Este simples roteiro das três culturas em Elvas pode servir-te como orientação para ir ao encontro dos testemunhos e memórias de muçulmanos, judeus e cristãos na cidade-quartel, constituindo-se por si mesmo como um percurso ou complementar outros passeios pelas ruas do centro histórico.
Provavelmente o local de culto mais antigo de Elvas seja a atual igreja de Sta. Maria de Alcáçova, no ponto mais alto do centro histórico. Esta é também uma das igrejas que mais alterações e descaracterizações tiveram ao longo da sua história.

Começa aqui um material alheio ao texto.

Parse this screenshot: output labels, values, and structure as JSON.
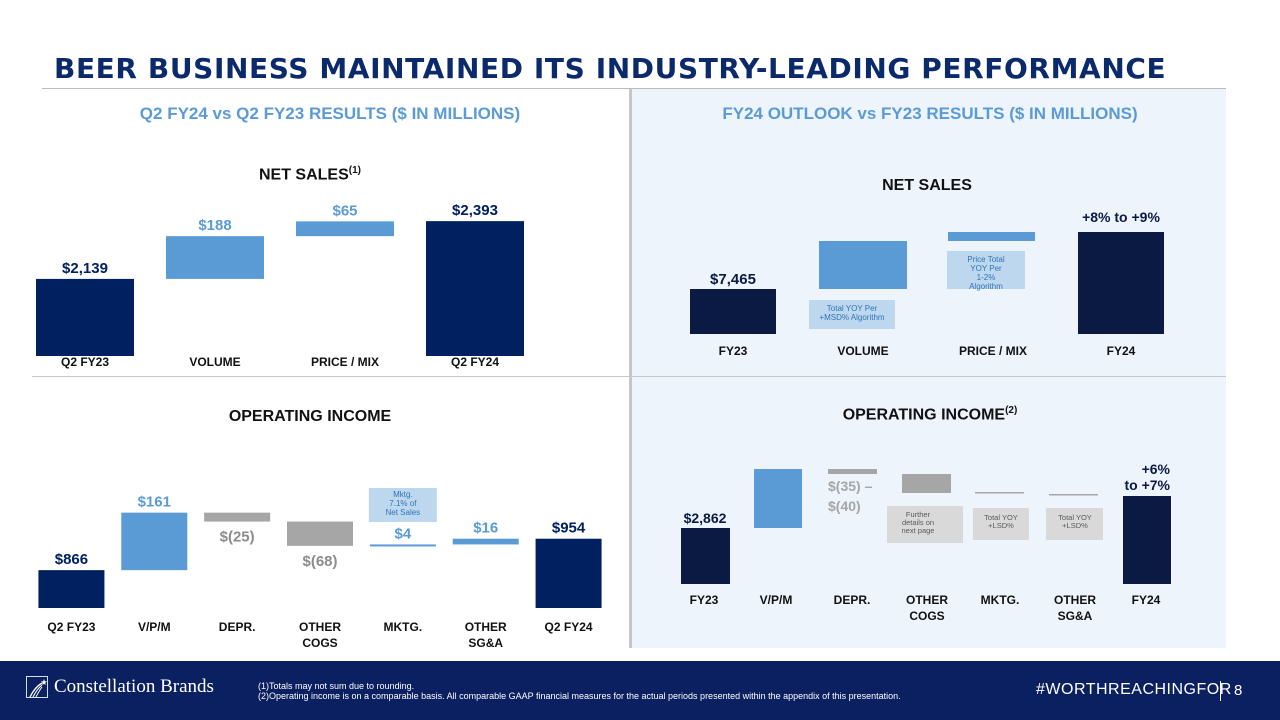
{
  "title": "BEER BUSINESS MAINTAINED ITS INDUSTRY-LEADING PERFORMANCE",
  "left_section": {
    "header": "Q2 FY24 vs Q2 FY23 RESULTS ($ IN MILLIONS)"
  },
  "right_section": {
    "header": "FY24 OUTLOOK vs FY23 RESULTS ($ IN MILLIONS)"
  },
  "colors": {
    "navy": "#002060",
    "dark_navy": "#0a1a42",
    "light_blue": "#5b9bd5",
    "pale_blue_box": "#bdd7ee",
    "gray": "#a6a6a6",
    "light_gray_box": "#d9d9d9",
    "header_blue": "#5b9bd5"
  },
  "chart_data": [
    {
      "id": "q2-net-sales",
      "type": "bar",
      "subtype": "waterfall",
      "title": "NET SALES",
      "title_footnote": "(1)",
      "categories": [
        "Q2 FY23",
        "VOLUME",
        "PRICE / MIX",
        "Q2 FY24"
      ],
      "values": [
        2139,
        188,
        65,
        2393
      ],
      "kinds": [
        "total",
        "increase",
        "increase",
        "total"
      ],
      "labels": [
        "$2,139",
        "$188",
        "$65",
        "$2,393"
      ],
      "ylim": [
        1800,
        2420
      ],
      "grid": false,
      "legend": "none"
    },
    {
      "id": "fy24-net-sales",
      "type": "bar",
      "subtype": "waterfall",
      "title": "NET SALES",
      "categories": [
        "FY23",
        "VOLUME",
        "PRICE / MIX",
        "FY24"
      ],
      "values": [
        7465,
        null,
        null,
        null
      ],
      "kinds": [
        "total",
        "increase",
        "increase",
        "total"
      ],
      "labels": [
        "$7,465",
        "",
        "",
        "+8% to +9%"
      ],
      "annotations": [
        {
          "category": "VOLUME",
          "text": "Total YOY Per +MSD% Algorithm"
        },
        {
          "category": "PRICE / MIX",
          "text": "Price Total YOY Per 1-2% Algorithm"
        }
      ],
      "grid": false,
      "legend": "none"
    },
    {
      "id": "q2-operating-income",
      "type": "bar",
      "subtype": "waterfall",
      "title": "OPERATING INCOME",
      "categories": [
        "Q2 FY23",
        "V/P/M",
        "DEPR.",
        "OTHER COGS",
        "MKTG.",
        "OTHER SG&A",
        "Q2 FY24"
      ],
      "values": [
        866,
        161,
        -25,
        -68,
        4,
        16,
        954
      ],
      "kinds": [
        "total",
        "increase",
        "decrease",
        "decrease",
        "increase",
        "increase",
        "total"
      ],
      "labels": [
        "$866",
        "$161",
        "$(25)",
        "$(68)",
        "$4",
        "$16",
        "$954"
      ],
      "annotations": [
        {
          "category": "MKTG.",
          "text": "Mktg. 7.1% of Net Sales"
        }
      ],
      "ylim": [
        760,
        1040
      ],
      "grid": false,
      "legend": "none"
    },
    {
      "id": "fy24-operating-income",
      "type": "bar",
      "subtype": "waterfall",
      "title": "OPERATING INCOME",
      "title_footnote": "(2)",
      "categories": [
        "FY23",
        "V/P/M",
        "DEPR.",
        "OTHER COGS",
        "MKTG.",
        "OTHER SG&A",
        "FY24"
      ],
      "values": [
        2862,
        null,
        null,
        null,
        null,
        null,
        null
      ],
      "value_ranges": {
        "DEPR.": [
          -35,
          -40
        ]
      },
      "kinds": [
        "total",
        "increase",
        "decrease",
        "decrease",
        "decrease",
        "decrease",
        "total"
      ],
      "labels": [
        "$2,862",
        "",
        "$(35) – $(40)",
        "",
        "",
        "",
        "+6% to +7%"
      ],
      "annotations": [
        {
          "category": "OTHER COGS",
          "text": "Further details on next page"
        },
        {
          "category": "MKTG.",
          "text": "Total YOY +LSD%"
        },
        {
          "category": "OTHER SG&A",
          "text": "Total YOY +LSD%"
        }
      ],
      "grid": false,
      "legend": "none"
    }
  ],
  "footer": {
    "brand": "Constellation Brands",
    "footnotes": [
      "(1)Totals may not sum due to rounding.",
      "(2)Operating income is on a comparable basis. All comparable GAAP financial measures for the actual periods presented within the appendix of this presentation."
    ],
    "hashtag": "#WORTHREACHINGFOR",
    "page_number": "8"
  }
}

Da sua origem como mesquita não restam dúvidas aos investigadores que atualmente identificam possíveis sinais dessa etapa, enquanto aguardam pela sua confirmação arqueológica que o testemunhe. Em 1241 estabelece-se na antiga mesquita a paróquia de Santa Maria, transformando o espaço para o culto cristão, com várias intervenções posteriores nos sec. XVII, XVIII e XX. No interior é difícil perceber o seu passado como templo islâmico, mas se olharmos exteriormente o pátio contíguo, que corresponderia ao “shan” destinado às abluções e onde sobrevive uma cisterna milenar é um desse testemunho ao qual se deve somar no lado oposto, e que corresponde à “qibla”, onde uma estrutura parece corresponder ao “mihrab”, isto é, o nicho que indica a direção da cidade sagrada de Meca, para onde se devem dirigir as orações.
Curiosamente a zona fundacional de Elvas, junto ao castelo vai transforma-se no sec. XIV numa nova comuna judaica, devido ao grande aumento da população sefardi que habitava Elvas e especialmente na Judiaria Velha, que está identificada em redor da atual praça da República, rua dos Sapateiros, rua João de Olivença e rua dos Açougues. É precisamente nesta rua que recentemente se identificou a que poderia ser a antiga sinagoga elvense, que a confirmar-se seria a maior existente em Portugal. Este templo judaico agora identificado, sofreu, ao igual que a mesquita, um esforço para apagar o seu testemunho, tanto espiritual como físico. Para tal foi decidido ali colocar o açougue, matadouro e local de venda de carnes, manifestando uma forma atroz e provocativa de apropriação de um local sagrado para os judeus. Foi com o edito de expulsão do reino de Portugal e a conversão compulsiva da comunidade judaíca que os sefarditas, agora cristãos-novos têm a necessidade de propagar a sua nova fé, renunciando publicamente ao judaísmo, marcando as suas casas com marcas cruciformes, que hoje constituem uma recordação física da existência dos judeus em Elvas.
Igreja de S. Pedro – Caderno by Miguel Antunes
Continuemos a descida das encostas da cidade intramuros elvense, rumando até à igreja de S. Pedro, breve exemplo dum gótico inicial e onde nas arcadas do seu portal os historiadores leem ainda algo de românico. Diante destes arcos terão passado mouros, judeus e cristão nos alvores da ocupação cristã de Elvas. Aqui perto existiu uma comuna moura que se estendia até à antiga porta de Badajoz e desde onde se tem uma vista panorâmica sobre a encosta até ao castelo.
Percorrer Elvas é encontrar memórias e testemunhos das três culturas e religiões monoteístas que durante séculos viveram dentro das muralhas. O passado dos elvenses é cristão mas também judeu e muçulmano fazendo mais rico o nosso presente multicultural enriquecido com os portugueses chegados de África ou do Brasil e todos os forâneos que salpicam a cidade de mais cor.